Sem razão a agravante.

De início, ressalto que a concessão ou indeferimento de liminar em mandado de segurança decorre da livre convicção e prudente arbítrio do juiz. Assim, uma vez concedida ou não a providência acautelatória, esta só pode ser reformada pela instância revisora se houver manifesta ilegalidade ou abuso de poder, e isso de forma irrefutável, o que positivamente não se vislumbra na hipótese, conforme adiante se demonstra.

Com efeito, da análise minuciosa dos autos, observa-se que restou amplamente fundamentado o indeferimento da liminar pleiteada, considerando o não preenchimento dos pressupostos específicos autorizadores da sua concessão, quais sejam:fumus boni juris e periculum in mora.

Segundo os ensinamentos de Carlos Henrique Bezerra Leite, "fumus boni iuris"significa a aparência do bom direito, consistente num juízo de probabilidade e verossimilhança do direito cautelar invocado, enquanto o"periculum in mora"consubstancia-se no perigo da demora processual, ou a probabilidade ou a imanência do direito vindicado na ação dita principal pela dilação processual. Vale dizer, não basta a mera possibilidade: há a necessidade de o dano ser provável e iminente"(in Curso de Direito Processual do Trabalho, Editora LTr, 3ª edição, pág. 917/918).

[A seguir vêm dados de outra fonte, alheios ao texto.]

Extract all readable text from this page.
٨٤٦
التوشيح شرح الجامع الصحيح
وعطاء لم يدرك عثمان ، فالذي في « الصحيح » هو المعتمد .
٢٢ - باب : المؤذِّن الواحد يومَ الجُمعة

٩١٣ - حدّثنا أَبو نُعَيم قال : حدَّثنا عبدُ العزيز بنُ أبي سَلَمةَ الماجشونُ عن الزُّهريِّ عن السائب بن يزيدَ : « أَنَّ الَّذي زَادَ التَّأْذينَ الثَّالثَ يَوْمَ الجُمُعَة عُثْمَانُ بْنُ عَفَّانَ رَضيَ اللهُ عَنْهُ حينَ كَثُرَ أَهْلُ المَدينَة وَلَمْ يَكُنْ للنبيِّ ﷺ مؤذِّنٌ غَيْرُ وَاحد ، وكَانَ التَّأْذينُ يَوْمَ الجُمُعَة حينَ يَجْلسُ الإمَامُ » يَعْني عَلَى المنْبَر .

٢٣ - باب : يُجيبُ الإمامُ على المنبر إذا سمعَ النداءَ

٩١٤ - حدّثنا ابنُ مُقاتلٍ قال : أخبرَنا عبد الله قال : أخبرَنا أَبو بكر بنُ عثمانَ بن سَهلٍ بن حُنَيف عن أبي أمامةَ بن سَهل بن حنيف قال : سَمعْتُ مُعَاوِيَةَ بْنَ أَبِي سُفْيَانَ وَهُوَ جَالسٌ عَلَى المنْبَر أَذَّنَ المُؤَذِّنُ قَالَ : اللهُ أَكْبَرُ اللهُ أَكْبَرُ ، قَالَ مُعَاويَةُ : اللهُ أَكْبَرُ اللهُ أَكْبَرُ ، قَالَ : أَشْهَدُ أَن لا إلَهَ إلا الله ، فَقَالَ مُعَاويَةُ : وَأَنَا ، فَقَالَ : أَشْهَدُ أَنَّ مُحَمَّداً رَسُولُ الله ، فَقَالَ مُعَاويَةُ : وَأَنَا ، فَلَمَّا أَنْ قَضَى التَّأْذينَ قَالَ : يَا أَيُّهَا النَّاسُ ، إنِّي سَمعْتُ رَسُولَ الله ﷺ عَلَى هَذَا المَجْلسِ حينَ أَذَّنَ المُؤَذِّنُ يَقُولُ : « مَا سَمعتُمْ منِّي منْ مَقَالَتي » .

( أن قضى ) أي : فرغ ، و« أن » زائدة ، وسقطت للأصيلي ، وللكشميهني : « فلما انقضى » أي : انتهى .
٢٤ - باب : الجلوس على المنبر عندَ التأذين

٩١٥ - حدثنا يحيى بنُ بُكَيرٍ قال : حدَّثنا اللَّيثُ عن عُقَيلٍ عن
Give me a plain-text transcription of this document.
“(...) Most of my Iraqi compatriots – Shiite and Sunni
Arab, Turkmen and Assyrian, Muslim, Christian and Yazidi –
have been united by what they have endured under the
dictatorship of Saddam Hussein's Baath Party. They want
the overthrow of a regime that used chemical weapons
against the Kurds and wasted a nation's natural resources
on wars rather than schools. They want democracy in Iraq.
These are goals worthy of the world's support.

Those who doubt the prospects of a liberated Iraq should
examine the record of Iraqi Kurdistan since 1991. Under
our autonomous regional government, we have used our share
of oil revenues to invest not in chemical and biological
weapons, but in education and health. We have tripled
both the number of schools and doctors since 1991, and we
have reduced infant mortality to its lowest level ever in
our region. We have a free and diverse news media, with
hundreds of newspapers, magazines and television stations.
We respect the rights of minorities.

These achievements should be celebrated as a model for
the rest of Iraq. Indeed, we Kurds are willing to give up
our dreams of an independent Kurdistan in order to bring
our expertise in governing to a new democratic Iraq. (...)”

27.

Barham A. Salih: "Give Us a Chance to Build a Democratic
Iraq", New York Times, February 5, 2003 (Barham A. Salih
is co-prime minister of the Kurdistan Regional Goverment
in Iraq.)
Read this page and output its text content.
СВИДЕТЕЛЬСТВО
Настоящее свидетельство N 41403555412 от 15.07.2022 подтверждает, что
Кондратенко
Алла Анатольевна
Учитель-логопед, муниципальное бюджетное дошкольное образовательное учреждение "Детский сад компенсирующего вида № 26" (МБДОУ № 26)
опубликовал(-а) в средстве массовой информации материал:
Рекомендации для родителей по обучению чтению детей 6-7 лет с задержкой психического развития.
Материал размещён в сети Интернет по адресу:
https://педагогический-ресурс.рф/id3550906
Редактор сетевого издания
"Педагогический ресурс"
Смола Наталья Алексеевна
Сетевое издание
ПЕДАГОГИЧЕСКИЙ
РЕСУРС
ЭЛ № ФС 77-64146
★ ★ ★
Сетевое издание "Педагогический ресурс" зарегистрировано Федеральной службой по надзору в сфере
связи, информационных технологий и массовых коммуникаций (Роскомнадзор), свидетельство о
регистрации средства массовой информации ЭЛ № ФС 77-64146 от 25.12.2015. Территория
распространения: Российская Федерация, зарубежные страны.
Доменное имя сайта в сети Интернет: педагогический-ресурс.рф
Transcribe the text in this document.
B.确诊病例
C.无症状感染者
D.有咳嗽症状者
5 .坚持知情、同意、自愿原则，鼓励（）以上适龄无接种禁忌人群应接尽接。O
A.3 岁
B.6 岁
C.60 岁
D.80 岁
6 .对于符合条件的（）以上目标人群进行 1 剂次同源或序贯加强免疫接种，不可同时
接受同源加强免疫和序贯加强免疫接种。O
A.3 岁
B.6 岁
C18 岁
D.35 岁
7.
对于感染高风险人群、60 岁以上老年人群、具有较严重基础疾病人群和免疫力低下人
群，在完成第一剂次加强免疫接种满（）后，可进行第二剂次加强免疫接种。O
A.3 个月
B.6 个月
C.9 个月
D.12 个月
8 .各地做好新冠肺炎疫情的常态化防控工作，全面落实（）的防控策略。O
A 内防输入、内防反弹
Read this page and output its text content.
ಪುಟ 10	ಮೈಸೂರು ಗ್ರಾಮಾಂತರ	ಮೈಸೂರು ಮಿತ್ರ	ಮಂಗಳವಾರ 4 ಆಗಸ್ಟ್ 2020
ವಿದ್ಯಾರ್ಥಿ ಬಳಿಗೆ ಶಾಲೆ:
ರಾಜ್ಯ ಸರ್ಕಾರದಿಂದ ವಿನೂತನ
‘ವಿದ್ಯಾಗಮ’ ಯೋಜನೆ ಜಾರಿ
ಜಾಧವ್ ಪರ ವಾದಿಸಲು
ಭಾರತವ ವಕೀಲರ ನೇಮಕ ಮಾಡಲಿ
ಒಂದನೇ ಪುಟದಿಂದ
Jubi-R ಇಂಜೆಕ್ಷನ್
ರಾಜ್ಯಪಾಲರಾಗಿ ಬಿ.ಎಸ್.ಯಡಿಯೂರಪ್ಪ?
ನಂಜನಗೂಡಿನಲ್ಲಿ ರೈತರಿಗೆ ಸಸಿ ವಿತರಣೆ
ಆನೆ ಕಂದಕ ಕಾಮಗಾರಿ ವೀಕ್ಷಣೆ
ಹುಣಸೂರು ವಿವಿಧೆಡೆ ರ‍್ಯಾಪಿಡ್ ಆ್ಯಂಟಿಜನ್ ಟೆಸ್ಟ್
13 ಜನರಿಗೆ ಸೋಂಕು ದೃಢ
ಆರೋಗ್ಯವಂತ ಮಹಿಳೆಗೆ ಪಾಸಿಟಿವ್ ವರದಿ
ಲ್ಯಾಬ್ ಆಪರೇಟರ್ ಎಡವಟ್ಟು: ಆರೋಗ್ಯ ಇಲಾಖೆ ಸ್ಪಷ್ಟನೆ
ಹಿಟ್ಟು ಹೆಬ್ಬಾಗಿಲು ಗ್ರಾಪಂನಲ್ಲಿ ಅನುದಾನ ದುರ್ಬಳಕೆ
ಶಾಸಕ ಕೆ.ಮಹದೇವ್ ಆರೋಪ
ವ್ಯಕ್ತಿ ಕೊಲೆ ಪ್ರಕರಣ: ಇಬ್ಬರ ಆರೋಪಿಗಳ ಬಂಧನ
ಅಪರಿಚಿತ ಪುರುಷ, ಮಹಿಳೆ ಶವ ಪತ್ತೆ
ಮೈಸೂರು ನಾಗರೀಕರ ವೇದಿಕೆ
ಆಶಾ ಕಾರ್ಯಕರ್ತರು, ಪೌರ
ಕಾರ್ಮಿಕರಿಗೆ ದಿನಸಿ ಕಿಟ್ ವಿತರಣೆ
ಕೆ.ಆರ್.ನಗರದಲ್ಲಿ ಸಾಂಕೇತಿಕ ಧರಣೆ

No caso presente, a liminar requerida pela agravante no mandado de segurança restou indeferida considerando os seguintes fundamentos (Id.46c2218):

"DECISÃO

Trata-se de Mandado de Segurança, com pedido liminar, Id. 63f0094, impetrado por VISTEON AMAZONAS LTDA, contra decisão da JUÍZA SUBSTITUTA DA 17ª VARA DO TRABALHO DE MANAUS (Dra. Adriana Lima de Queiroz), que, no Processo nº 0000931-62.2016.5.11.0017, proposto por DAVISON LINCOLN ROCHA OTTO em face da Impetrante, determinou a reintegração do obreiro aos quadros funcionais da empresa, sob fundamento de que o mesmo fora dispensado ilegalmente por ser membro da CIPA.

Alega que tal decisão feriu direito líquido e certo da impetrante, uma vez que ofende diretamente o disposto nos arts. 300 e 497 do novo CPC, bem como art. 163 da CLT, além do princípio da legalidade, inscrito na Constituição Federal em seu art. 5.º II; do princípio do devido processo legal e da ampla defesa, inscritos nos incisos LIV e LV do mesmo art.5.º da CF, na medida em que a liminar concedida o foi sem qualquer audiência e antes mesmo da apresentação de defesa por parte da impetrante.

Assevera que o litisconsorte buscou discutir, na reclamatória trabalhista, a regularidade do processo eleitoral de constituição da CIPA para o biênio 2015/2016 tentando dar ao Item 5.6 e ao Quadro I da NR-5 interpretação totalmente equivocada e completamente diferente daquela que homenageia o princípio da legalidade inscrito no art. 5.º, II da Constituição Federal.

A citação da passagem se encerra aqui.